HARFORD COUNTY, MD — Due to rising coronavirus case and positivity rates in the county, students in Harford County Public Schools will return to virtual learning, according to authorities.

"We will return to virtual learning effective this Friday, Nov. 13," Superintendent Sean Bulson announced Monday.

Instruction will be 100 percent virtual, with schools closed to students.

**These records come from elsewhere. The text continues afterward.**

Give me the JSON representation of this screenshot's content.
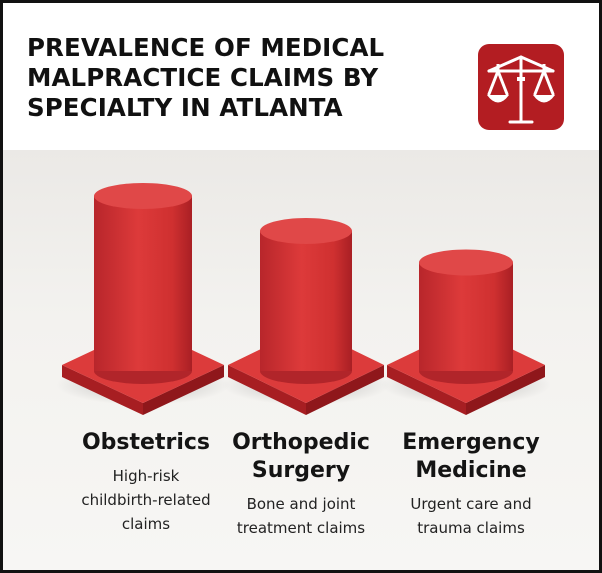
{
  "title_lines": [
    "PREVALENCE OF MEDICAL",
    "MALPRACTICE CLAIMS BY",
    "SPECIALTY IN ATLANTA"
  ],
  "logo_icon": "scales-of-justice-icon",
  "colors": {
    "accent": "#d63a3a",
    "logo_background": "#b31d22",
    "background": "#f3f2ef"
  },
  "chart_data": {
    "type": "bar",
    "title": "PREVALENCE OF MEDICAL MALPRACTICE CLAIMS BY SPECIALTY IN ATLANTA",
    "xlabel": "",
    "ylabel": "",
    "categories": [
      "Obstetrics",
      "Orthopedic Surgery",
      "Emergency Medicine"
    ],
    "category_labels": [
      "Obstetrics",
      "Orthopedic\nSurgery",
      "Emergency\nMedicine"
    ],
    "descriptions": [
      "High-risk\nchildbirth-related\nclaims",
      "Bone and joint\ntreatment claims",
      "Urgent care and\ntrauma claims"
    ],
    "values": [
      100,
      80,
      62
    ],
    "value_note": "relative heights, no numeric axis shown",
    "grid": false,
    "legend": "none"
  }
}
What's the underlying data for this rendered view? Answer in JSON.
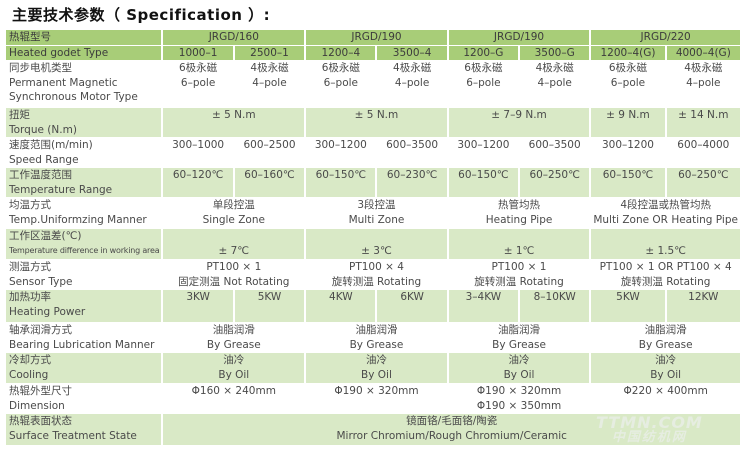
{
  "title": "主要技术参数（ Specification ）:",
  "colors": {
    "header_green": "#a8cd78",
    "row_green": "#d9e9c6",
    "text": "#4a4a4a"
  },
  "watermark": {
    "line1": "TTMN.COM",
    "line2": "中国纺机网"
  },
  "rows": [
    {
      "style": "hdr",
      "label": [
        "热辊型号"
      ],
      "cells": [
        {
          "span": 2,
          "lines": [
            "JRGD/160"
          ]
        },
        {
          "span": 2,
          "lines": [
            "JRGD/190"
          ]
        },
        {
          "span": 2,
          "lines": [
            "JRGD/190"
          ]
        },
        {
          "span": 2,
          "lines": [
            "JRGD/220"
          ]
        }
      ]
    },
    {
      "style": "hdr",
      "label": [
        "Heated godet Type"
      ],
      "cells": [
        {
          "span": 1,
          "lines": [
            "1000–1"
          ]
        },
        {
          "span": 1,
          "lines": [
            "2500–1"
          ]
        },
        {
          "span": 1,
          "lines": [
            "1200–4"
          ]
        },
        {
          "span": 1,
          "lines": [
            "3500–4"
          ]
        },
        {
          "span": 1,
          "lines": [
            "1200–G"
          ]
        },
        {
          "span": 1,
          "lines": [
            "3500–G"
          ]
        },
        {
          "span": 1,
          "lines": [
            "1200–4(G)"
          ]
        },
        {
          "span": 1,
          "lines": [
            "4000–4(G)"
          ]
        }
      ]
    },
    {
      "style": "w",
      "label": [
        "同步电机类型",
        "Permanent Magnetic",
        "Synchronous Motor Type"
      ],
      "cells": [
        {
          "span": 1,
          "lines": [
            "6极永磁",
            "6–pole"
          ]
        },
        {
          "span": 1,
          "lines": [
            "4极永磁",
            "4–pole"
          ]
        },
        {
          "span": 1,
          "lines": [
            "6极永磁",
            "6–pole"
          ]
        },
        {
          "span": 1,
          "lines": [
            "4极永磁",
            "4–pole"
          ]
        },
        {
          "span": 1,
          "lines": [
            "6极永磁",
            "6–pole"
          ]
        },
        {
          "span": 1,
          "lines": [
            "4极永磁",
            "4–pole"
          ]
        },
        {
          "span": 1,
          "lines": [
            "6极永磁",
            "6–pole"
          ]
        },
        {
          "span": 1,
          "lines": [
            "4极永磁",
            "4–pole"
          ]
        }
      ]
    },
    {
      "style": "g",
      "label": [
        "扭矩",
        "Torque (N.m)"
      ],
      "cells": [
        {
          "span": 2,
          "lines": [
            "± 5 N.m"
          ]
        },
        {
          "span": 2,
          "lines": [
            "± 5 N.m"
          ]
        },
        {
          "span": 2,
          "lines": [
            "± 7–9 N.m"
          ]
        },
        {
          "span": 1,
          "lines": [
            "± 9 N.m"
          ]
        },
        {
          "span": 1,
          "lines": [
            "± 14 N.m"
          ]
        }
      ]
    },
    {
      "style": "w",
      "label": [
        "速度范围(m/min)",
        "Speed Range"
      ],
      "cells": [
        {
          "span": 1,
          "lines": [
            "300–1000"
          ]
        },
        {
          "span": 1,
          "lines": [
            "600–2500"
          ]
        },
        {
          "span": 1,
          "lines": [
            "300–1200"
          ]
        },
        {
          "span": 1,
          "lines": [
            "600–3500"
          ]
        },
        {
          "span": 1,
          "lines": [
            "300–1200"
          ]
        },
        {
          "span": 1,
          "lines": [
            "600–3500"
          ]
        },
        {
          "span": 1,
          "lines": [
            "300–1200"
          ]
        },
        {
          "span": 1,
          "lines": [
            "600–4000"
          ]
        }
      ]
    },
    {
      "style": "g",
      "label": [
        "工作温度范围",
        "Temperature Range"
      ],
      "cells": [
        {
          "span": 1,
          "lines": [
            "60–120℃"
          ]
        },
        {
          "span": 1,
          "lines": [
            "60–160℃"
          ]
        },
        {
          "span": 1,
          "lines": [
            "60–150℃"
          ]
        },
        {
          "span": 1,
          "lines": [
            "60–230℃"
          ]
        },
        {
          "span": 1,
          "lines": [
            "60–150℃"
          ]
        },
        {
          "span": 1,
          "lines": [
            "60–250℃"
          ]
        },
        {
          "span": 1,
          "lines": [
            "60–150℃"
          ]
        },
        {
          "span": 1,
          "lines": [
            "60–250℃"
          ]
        }
      ]
    },
    {
      "style": "w",
      "label": [
        "均温方式",
        "Temp.Uniformzing Manner"
      ],
      "cells": [
        {
          "span": 2,
          "lines": [
            "单段控温",
            "Single Zone"
          ]
        },
        {
          "span": 2,
          "lines": [
            "3段控温",
            "Multi Zone"
          ]
        },
        {
          "span": 2,
          "lines": [
            "热管均热",
            "Heating Pipe"
          ]
        },
        {
          "span": 2,
          "lines": [
            "4段控温或热管均热",
            "Multi Zone OR Heating Pipe"
          ]
        }
      ]
    },
    {
      "style": "g",
      "label": [
        "工作区温差(℃)",
        "Temperature difference in working area"
      ],
      "cells": [
        {
          "span": 2,
          "lines": [
            "",
            "± 7℃"
          ]
        },
        {
          "span": 2,
          "lines": [
            "",
            "± 3℃"
          ]
        },
        {
          "span": 2,
          "lines": [
            "",
            "± 1℃"
          ]
        },
        {
          "span": 2,
          "lines": [
            "",
            "± 1.5℃"
          ]
        }
      ]
    },
    {
      "style": "w",
      "label": [
        "测温方式",
        "Sensor Type"
      ],
      "cells": [
        {
          "span": 2,
          "lines": [
            "PT100 × 1",
            "固定测温 Not Rotating"
          ]
        },
        {
          "span": 2,
          "lines": [
            "PT100 × 4",
            "旋转测温 Rotating"
          ]
        },
        {
          "span": 2,
          "lines": [
            "PT100 × 1",
            "旋转测温 Rotating"
          ]
        },
        {
          "span": 2,
          "lines": [
            "PT100 × 1  OR  PT100 × 4",
            "旋转测温 Rotating"
          ]
        }
      ]
    },
    {
      "style": "g",
      "label": [
        "加热功率",
        "Heating Power"
      ],
      "cells": [
        {
          "span": 1,
          "lines": [
            "3KW"
          ]
        },
        {
          "span": 1,
          "lines": [
            "5KW"
          ]
        },
        {
          "span": 1,
          "lines": [
            "4KW"
          ]
        },
        {
          "span": 1,
          "lines": [
            "6KW"
          ]
        },
        {
          "span": 1,
          "lines": [
            "3–4KW"
          ]
        },
        {
          "span": 1,
          "lines": [
            "8–10KW"
          ]
        },
        {
          "span": 1,
          "lines": [
            "5KW"
          ]
        },
        {
          "span": 1,
          "lines": [
            "12KW"
          ]
        }
      ]
    },
    {
      "style": "w",
      "label": [
        "轴承润滑方式",
        "Bearing Lubrication Manner"
      ],
      "cells": [
        {
          "span": 2,
          "lines": [
            "油脂润滑",
            "By Grease"
          ]
        },
        {
          "span": 2,
          "lines": [
            "油脂润滑",
            "By Grease"
          ]
        },
        {
          "span": 2,
          "lines": [
            "油脂润滑",
            "By Grease"
          ]
        },
        {
          "span": 2,
          "lines": [
            "油脂润滑",
            "By Grease"
          ]
        }
      ]
    },
    {
      "style": "g",
      "label": [
        "冷却方式",
        "Cooling"
      ],
      "cells": [
        {
          "span": 2,
          "lines": [
            "油冷",
            "By Oil"
          ]
        },
        {
          "span": 2,
          "lines": [
            "油冷",
            "By Oil"
          ]
        },
        {
          "span": 2,
          "lines": [
            "油冷",
            "By Oil"
          ]
        },
        {
          "span": 2,
          "lines": [
            "油冷",
            "By Oil"
          ]
        }
      ]
    },
    {
      "style": "w",
      "label": [
        "热辊外型尺寸",
        "Dimension"
      ],
      "cells": [
        {
          "span": 2,
          "lines": [
            "Φ160 × 240mm"
          ]
        },
        {
          "span": 2,
          "lines": [
            "Φ190 × 320mm"
          ]
        },
        {
          "span": 2,
          "lines": [
            "Φ190 × 320mm",
            "Φ190 × 350mm"
          ]
        },
        {
          "span": 2,
          "lines": [
            "Φ220 × 400mm"
          ]
        }
      ]
    },
    {
      "style": "g",
      "label": [
        "热辊表面状态",
        "Surface Treatment State"
      ],
      "cells": [
        {
          "span": 8,
          "lines": [
            "镜面铬/毛面铬/陶瓷",
            "Mirror Chromium/Rough Chromium/Ceramic"
          ]
        }
      ]
    }
  ]
}
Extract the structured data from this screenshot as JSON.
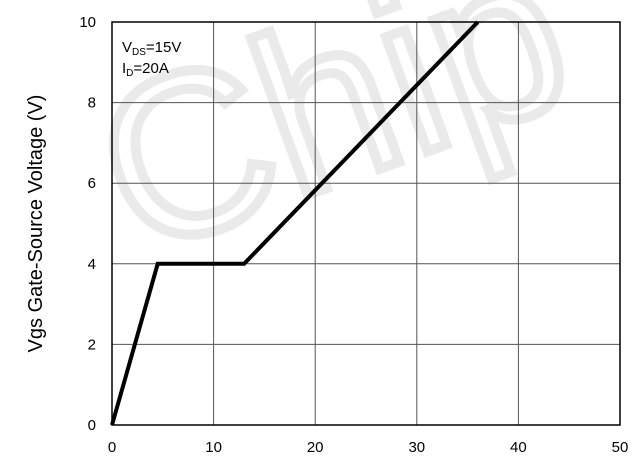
{
  "chart_data": {
    "type": "line",
    "title": "",
    "xlabel": "",
    "ylabel": "Vgs Gate-Source Voltage (V)",
    "xlim": [
      0,
      50
    ],
    "ylim": [
      0,
      10
    ],
    "x_ticks": [
      0,
      10,
      20,
      30,
      40,
      50
    ],
    "y_ticks": [
      0,
      2,
      4,
      6,
      8,
      10
    ],
    "grid": true,
    "legend": "none",
    "annotations": [
      {
        "main": "V",
        "sub": "DS",
        "rest": "=15V"
      },
      {
        "main": "I",
        "sub": "D",
        "rest": "=20A"
      }
    ],
    "series": [
      {
        "x": [
          0,
          4.5,
          13,
          36
        ],
        "y": [
          0,
          4,
          4,
          10
        ],
        "color": "#000000"
      }
    ],
    "watermark": "Chip"
  }
}
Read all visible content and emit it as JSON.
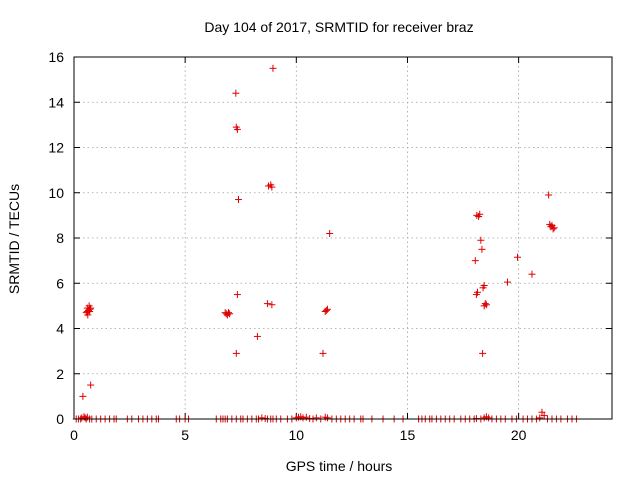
{
  "chart_data": {
    "type": "scatter",
    "title": "Day 104 of 2017, SRMTID for receiver braz",
    "xlabel": "GPS time / hours",
    "ylabel": "SRMTID / TECUs",
    "xlim": [
      0,
      24.2
    ],
    "ylim": [
      0,
      16
    ],
    "xticks": [
      0,
      5,
      10,
      15,
      20
    ],
    "yticks": [
      0,
      2,
      4,
      6,
      8,
      10,
      12,
      14,
      16
    ],
    "grid": true,
    "marker": "plus",
    "marker_color": "#e00000",
    "series": [
      {
        "name": "SRMTID",
        "points": [
          [
            0.1,
            0
          ],
          [
            0.2,
            0
          ],
          [
            0.3,
            0
          ],
          [
            0.35,
            0.05
          ],
          [
            0.45,
            0.1
          ],
          [
            0.5,
            0.05
          ],
          [
            0.55,
            0
          ],
          [
            0.6,
            0.08
          ],
          [
            0.7,
            0
          ],
          [
            0.8,
            0
          ],
          [
            1.0,
            0
          ],
          [
            1.2,
            0
          ],
          [
            1.4,
            0
          ],
          [
            1.6,
            0
          ],
          [
            1.8,
            0
          ],
          [
            1.9,
            0
          ],
          [
            2.4,
            0
          ],
          [
            2.6,
            0
          ],
          [
            2.9,
            0
          ],
          [
            3.1,
            0
          ],
          [
            3.3,
            0
          ],
          [
            3.5,
            0
          ],
          [
            3.7,
            0
          ],
          [
            3.8,
            0
          ],
          [
            4.6,
            0
          ],
          [
            4.75,
            0
          ],
          [
            5.0,
            0
          ],
          [
            5.15,
            0
          ],
          [
            6.4,
            0
          ],
          [
            6.6,
            0
          ],
          [
            6.7,
            0
          ],
          [
            6.8,
            0
          ],
          [
            6.9,
            0
          ],
          [
            7.1,
            0
          ],
          [
            7.3,
            0
          ],
          [
            7.5,
            0
          ],
          [
            7.6,
            0
          ],
          [
            7.8,
            0
          ],
          [
            8.0,
            0
          ],
          [
            8.2,
            0
          ],
          [
            8.3,
            0
          ],
          [
            8.45,
            0.05
          ],
          [
            8.6,
            0.02
          ],
          [
            8.7,
            0
          ],
          [
            8.85,
            0
          ],
          [
            8.95,
            0
          ],
          [
            9.1,
            0
          ],
          [
            9.3,
            0
          ],
          [
            9.6,
            0
          ],
          [
            9.8,
            0
          ],
          [
            10.0,
            0.05
          ],
          [
            10.1,
            0.08
          ],
          [
            10.2,
            0.1
          ],
          [
            10.3,
            0.05
          ],
          [
            10.45,
            0.08
          ],
          [
            10.6,
            0.02
          ],
          [
            10.75,
            0
          ],
          [
            10.9,
            0.05
          ],
          [
            11.1,
            0
          ],
          [
            11.3,
            0.08
          ],
          [
            11.4,
            0.05
          ],
          [
            11.6,
            0
          ],
          [
            11.8,
            0
          ],
          [
            12.0,
            0
          ],
          [
            12.2,
            0
          ],
          [
            12.4,
            0
          ],
          [
            12.6,
            0
          ],
          [
            12.9,
            0
          ],
          [
            13.0,
            0
          ],
          [
            13.4,
            0
          ],
          [
            13.9,
            0
          ],
          [
            14.4,
            0
          ],
          [
            14.8,
            0
          ],
          [
            15.5,
            0
          ],
          [
            15.65,
            0
          ],
          [
            15.8,
            0
          ],
          [
            16.0,
            0
          ],
          [
            16.1,
            0
          ],
          [
            16.3,
            0
          ],
          [
            16.5,
            0
          ],
          [
            16.7,
            0
          ],
          [
            16.9,
            0
          ],
          [
            17.1,
            0
          ],
          [
            17.4,
            0
          ],
          [
            17.6,
            0
          ],
          [
            17.8,
            0
          ],
          [
            18.0,
            0
          ],
          [
            18.1,
            0.02
          ],
          [
            18.3,
            0
          ],
          [
            18.45,
            0.05
          ],
          [
            18.55,
            0.1
          ],
          [
            18.65,
            0.05
          ],
          [
            18.8,
            0
          ],
          [
            19.0,
            0
          ],
          [
            19.2,
            0
          ],
          [
            19.4,
            0
          ],
          [
            19.7,
            0
          ],
          [
            19.9,
            0
          ],
          [
            20.2,
            0
          ],
          [
            20.4,
            0
          ],
          [
            20.6,
            0
          ],
          [
            20.8,
            0
          ],
          [
            20.95,
            0.05
          ],
          [
            21.05,
            0.3
          ],
          [
            21.15,
            0.15
          ],
          [
            21.3,
            0
          ],
          [
            21.5,
            0
          ],
          [
            21.7,
            0
          ],
          [
            21.9,
            0
          ],
          [
            22.2,
            0
          ],
          [
            22.4,
            0
          ],
          [
            22.6,
            0
          ],
          [
            0.4,
            1.0
          ],
          [
            0.75,
            1.5
          ],
          [
            0.55,
            4.7
          ],
          [
            0.6,
            4.9
          ],
          [
            0.62,
            4.6
          ],
          [
            0.65,
            4.8
          ],
          [
            0.68,
            5.0
          ],
          [
            0.7,
            4.75
          ],
          [
            0.72,
            4.85
          ],
          [
            0.75,
            4.9
          ],
          [
            0.6,
            4.75
          ],
          [
            6.8,
            4.7
          ],
          [
            6.85,
            4.65
          ],
          [
            6.9,
            4.6
          ],
          [
            6.95,
            4.7
          ],
          [
            7.0,
            4.65
          ],
          [
            7.3,
            2.9
          ],
          [
            7.35,
            5.5
          ],
          [
            7.4,
            9.7
          ],
          [
            7.3,
            12.9
          ],
          [
            7.35,
            12.8
          ],
          [
            7.28,
            14.4
          ],
          [
            8.25,
            3.65
          ],
          [
            8.7,
            5.1
          ],
          [
            8.9,
            5.05
          ],
          [
            8.75,
            10.3
          ],
          [
            8.85,
            10.35
          ],
          [
            8.9,
            10.25
          ],
          [
            8.95,
            15.5
          ],
          [
            11.2,
            2.9
          ],
          [
            11.3,
            4.75
          ],
          [
            11.35,
            4.8
          ],
          [
            11.4,
            4.85
          ],
          [
            11.5,
            8.2
          ],
          [
            18.05,
            7.0
          ],
          [
            18.1,
            5.5
          ],
          [
            18.15,
            5.6
          ],
          [
            18.12,
            9.0
          ],
          [
            18.2,
            8.95
          ],
          [
            18.25,
            9.05
          ],
          [
            18.3,
            7.9
          ],
          [
            18.35,
            7.5
          ],
          [
            18.4,
            5.8
          ],
          [
            18.45,
            5.9
          ],
          [
            18.38,
            2.9
          ],
          [
            18.45,
            5.0
          ],
          [
            18.5,
            5.1
          ],
          [
            18.55,
            5.05
          ],
          [
            19.5,
            6.05
          ],
          [
            19.95,
            7.15
          ],
          [
            20.6,
            6.4
          ],
          [
            21.35,
            9.9
          ],
          [
            21.4,
            8.6
          ],
          [
            21.45,
            8.5
          ],
          [
            21.5,
            8.55
          ],
          [
            21.55,
            8.4
          ],
          [
            21.6,
            8.45
          ]
        ]
      }
    ]
  }
}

In addition, officials said Learning Support Centers would be closed.

Bulson said the move came because Harford County had reached a daily new case rate of at least 15 per 100,000 and its positivity rate was above 5 percent, two metrics established by the Maryland Department of Education in its COVID-19 Guidance for Maryland Schools.

Harford County has 4,130 confirmed cases of the virus, according to the Maryland Department of Health, which said 80 people in the county had died from COVID-19, the disease caused by the virus, as of Monday, Nov. 9.

The positivity rate in Harford County is 6.34 percent, which is above the World Health Organization's recommendation of 5 percent for safe reopening.

In addition, the case rate in Harford County is 19.57 as of Monday, indicating dangerous spread.

The school system had begun a hybrid model in October to give students the option of in-person instruction in phases.

With schools closing, Bulson gave these program updates:

  • Meal kits will be provided from noon to 1 p.m. on Friday.

  • Sports and conditioning schedules are on hold.

  • Tech Support for families will continue.

"There are many details to work through, but as the county COVID-19 metrics have met our threshold, we must take action to ensure the health of our students and staff," Bulson said Monday.

"When county statistics fall below 15 per 100,000 new positive cases per day, as well as below a 5 percent positivity rate for one week, we will initiate discussions to return to our current hybrid status," Bulson said.

"If the metrics continue to fall, or stay at the lower rates for a second week," Bulson added, "our goal would be to return to our current hybrid at the beginning of the third week."